Умер Вагинов в конце апреля 1934 года. Многие пошли прово­жать его на Смолен­ское клад­бище,— помню плачу­щего Сережу Колба­сьева, помню Тихо­новых, Федина, Всево­лода Рожде­ствен­ского, Михаила Фромана и жену его Иду Наппель­баум. Тут я впервые увидел отца Ваги­нова: маленький лысенький старичок, удру­ченный и тихий, он теперь служил кассиром в какой-то артели, и во внеш­ности его не было ничего ни полков­ни­чьего, ни жандарм­ского, ни милиционерского.
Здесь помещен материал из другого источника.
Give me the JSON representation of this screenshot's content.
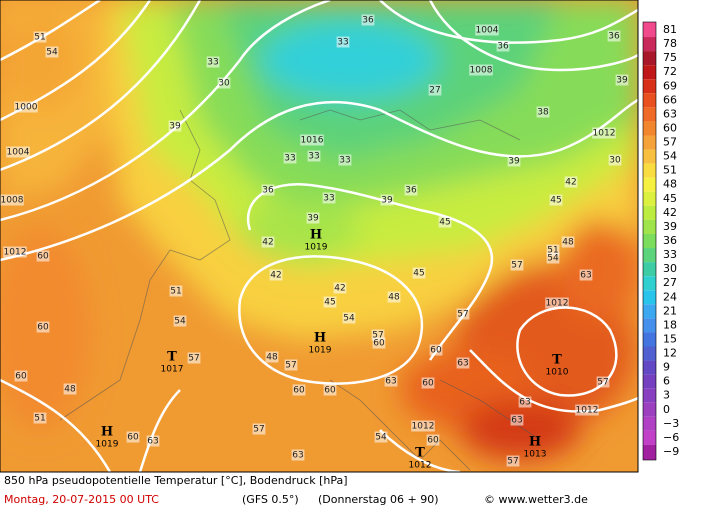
{
  "title": "850 hPa pseudopotentielle Temperatur [°C], Bodendruck [hPa]",
  "footer": {
    "date": "Montag, 20-07-2015  00 UTC",
    "model": "(GFS 0.5°)",
    "forecast": "(Donnerstag 06 + 90)",
    "credit": "© www.wetter3.de"
  },
  "scale": {
    "labels": [
      "81",
      "78",
      "75",
      "72",
      "69",
      "66",
      "63",
      "60",
      "57",
      "54",
      "51",
      "48",
      "45",
      "42",
      "39",
      "36",
      "33",
      "30",
      "27",
      "24",
      "21",
      "18",
      "15",
      "12",
      "9",
      "6",
      "3",
      "0",
      "−3",
      "−6",
      "−9"
    ],
    "colors": [
      "#f04a8c",
      "#c8285a",
      "#a8182a",
      "#c01818",
      "#d83018",
      "#e85020",
      "#ef6a26",
      "#f2862e",
      "#f6a23a",
      "#f8c040",
      "#f8dc40",
      "#f6f040",
      "#dcf040",
      "#bcec40",
      "#9ee44a",
      "#7cdc5c",
      "#5cd47c",
      "#3ecca4",
      "#30d0d0",
      "#28c4ec",
      "#3ca8f0",
      "#4490ec",
      "#4474e0",
      "#5060d0",
      "#6248c4",
      "#7440c0",
      "#8840c0",
      "#9c40c0",
      "#b040c4",
      "#c040c8",
      "#a020a0"
    ]
  },
  "pressure_centers": [
    {
      "symbol": "H",
      "value": 1019
    },
    {
      "symbol": "H",
      "value": 1019
    },
    {
      "symbol": "T",
      "value": 1017
    },
    {
      "symbol": "H",
      "value": 1019
    },
    {
      "symbol": "T",
      "value": 1010
    },
    {
      "symbol": "T",
      "value": 1012
    },
    {
      "symbol": "H",
      "value": 1013
    }
  ],
  "isobar_labels": [
    1004,
    1008,
    1000,
    1004,
    1008,
    1012,
    1016,
    1012,
    1012,
    1012,
    1012
  ],
  "temperature_labels": [
    51,
    54,
    33,
    30,
    36,
    36,
    36,
    33,
    27,
    39,
    39,
    38,
    30,
    33,
    33,
    33,
    39,
    36,
    33,
    39,
    42,
    45,
    39,
    36,
    42,
    45,
    48,
    51,
    54,
    42,
    42,
    45,
    48,
    45,
    57,
    63,
    57,
    54,
    51,
    54,
    60,
    60,
    60,
    48,
    51,
    48,
    57,
    57,
    57,
    60,
    60,
    63,
    60,
    60,
    63,
    60,
    57,
    54,
    60,
    63,
    60,
    63,
    57,
    63,
    57,
    63
  ]
}
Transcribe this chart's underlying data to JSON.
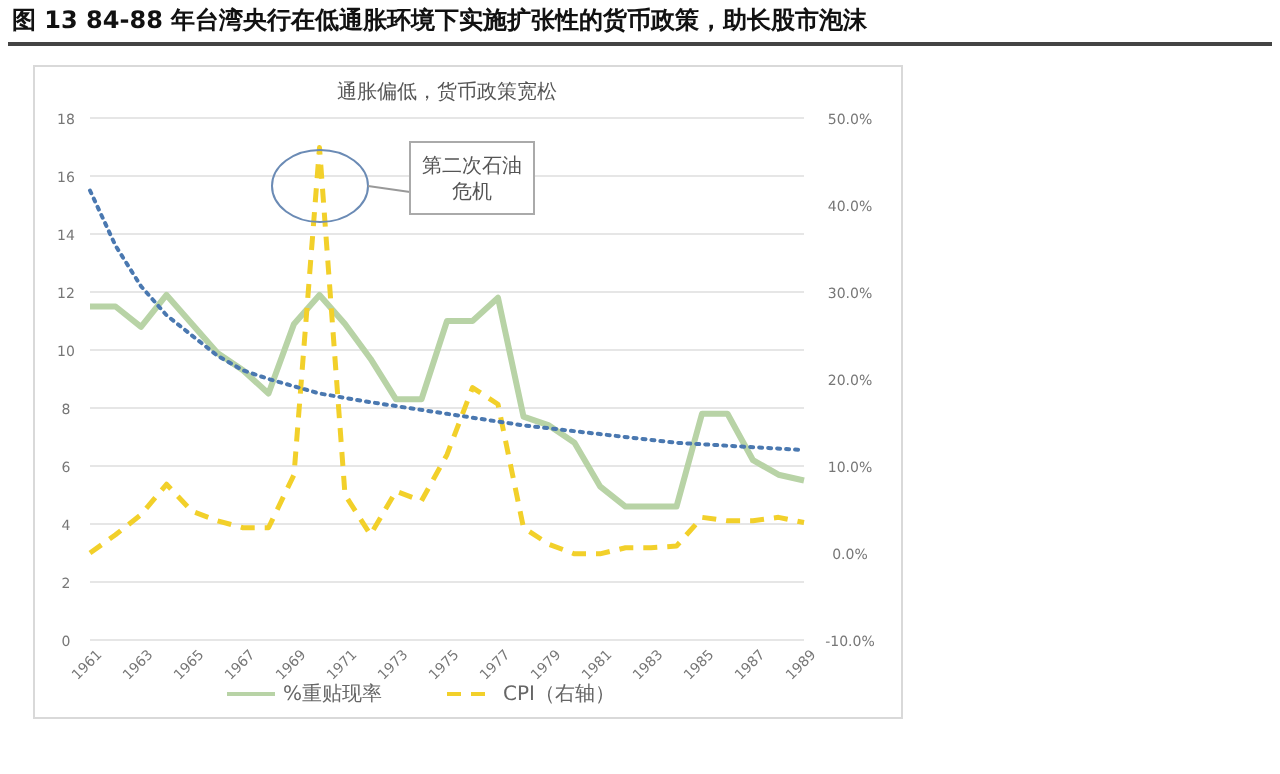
{
  "chart_data": {
    "type": "line",
    "title": "图 13   84-88 年台湾央行在低通胀环境下实施扩张性的货币政策，助长股市泡沫",
    "subtitle": "通胀偏低，货币政策宽松",
    "x": [
      1961,
      1962,
      1963,
      1964,
      1965,
      1966,
      1967,
      1968,
      1969,
      1970,
      1971,
      1972,
      1973,
      1974,
      1975,
      1976,
      1977,
      1978,
      1979,
      1980,
      1981,
      1982,
      1983,
      1984,
      1985,
      1986,
      1987,
      1988,
      1989
    ],
    "series": [
      {
        "name": "%重贴现率",
        "color": "#b8d3a6",
        "line_style": "solid",
        "values": [
          11.5,
          11.5,
          10.8,
          11.9,
          10.9,
          9.9,
          9.3,
          8.5,
          10.9,
          11.9,
          10.9,
          9.7,
          8.3,
          8.3,
          11,
          11,
          11.8,
          7.7,
          7.4,
          6.8,
          5.3,
          4.6,
          4.6,
          4.6,
          7.8,
          7.8,
          6.2,
          5.7,
          5.5
        ]
      },
      {
        "name": "CPI（右轴）",
        "color": "#f2d02a",
        "line_style": "dashed",
        "axis": "y2",
        "values": [
          0,
          2.1,
          4.4,
          7.9,
          4.8,
          3.7,
          2.9,
          2.9,
          9,
          46.6,
          6.7,
          2.1,
          7.1,
          6,
          11.3,
          19,
          17.1,
          2.9,
          1,
          -0.1,
          -0.1,
          0.6,
          0.6,
          0.8,
          4.1,
          3.7,
          3.7,
          4.1,
          3.5
        ]
      },
      {
        "type": "line",
        "color": "#4a78b0",
        "line_style": "dotted",
        "x": [
          1961,
          1962,
          1963,
          1964,
          1965,
          1966,
          1967,
          1968,
          1970,
          1972,
          1975,
          1978,
          1981,
          1984,
          1989
        ],
        "values": [
          15.5,
          13.6,
          12.2,
          11.2,
          10.5,
          9.8,
          9.3,
          9,
          8.5,
          8.2,
          7.8,
          7.4,
          7.1,
          6.8,
          6.55
        ]
      }
    ],
    "xlim": [
      1961,
      1989
    ],
    "xticks": [
      1961,
      1963,
      1965,
      1967,
      1969,
      1971,
      1973,
      1975,
      1977,
      1979,
      1981,
      1983,
      1985,
      1987,
      1989
    ],
    "ylim": [
      0,
      18
    ],
    "yticks": [
      0,
      2,
      4,
      6,
      8,
      10,
      12,
      14,
      16,
      18
    ],
    "y2lim": [
      -10,
      50
    ],
    "y2ticks": [
      {
        "value": -10,
        "label": "-10.0%"
      },
      {
        "value": 0,
        "label": "0.0%"
      },
      {
        "value": 10,
        "label": "10.0%"
      },
      {
        "value": 20,
        "label": "20.0%"
      },
      {
        "value": 30,
        "label": "30.0%"
      },
      {
        "value": 40,
        "label": "40.0%"
      },
      {
        "value": 50,
        "label": "50.0%"
      }
    ],
    "grid": "y",
    "legend": "bottom",
    "annotations": [
      "第二次石油危机"
    ]
  }
}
День был удиви­тельный, весенний, теплый, влажный, солнце сияло в чистейшем небе, но город тонул в туманной дымке, и перед похо­ронной процес­сией неожи­данно выплы­вали его колонны, фрон­тоны и шпили. Вагинов медленно ехал в гробу через Неву по мосту лейте­нанта Шмидта, и Фило­страт, незримый, шел рядом, и роза со стебелька улыба­лась ему в последний раз.

Николай Чуков­ский. О том, что видел.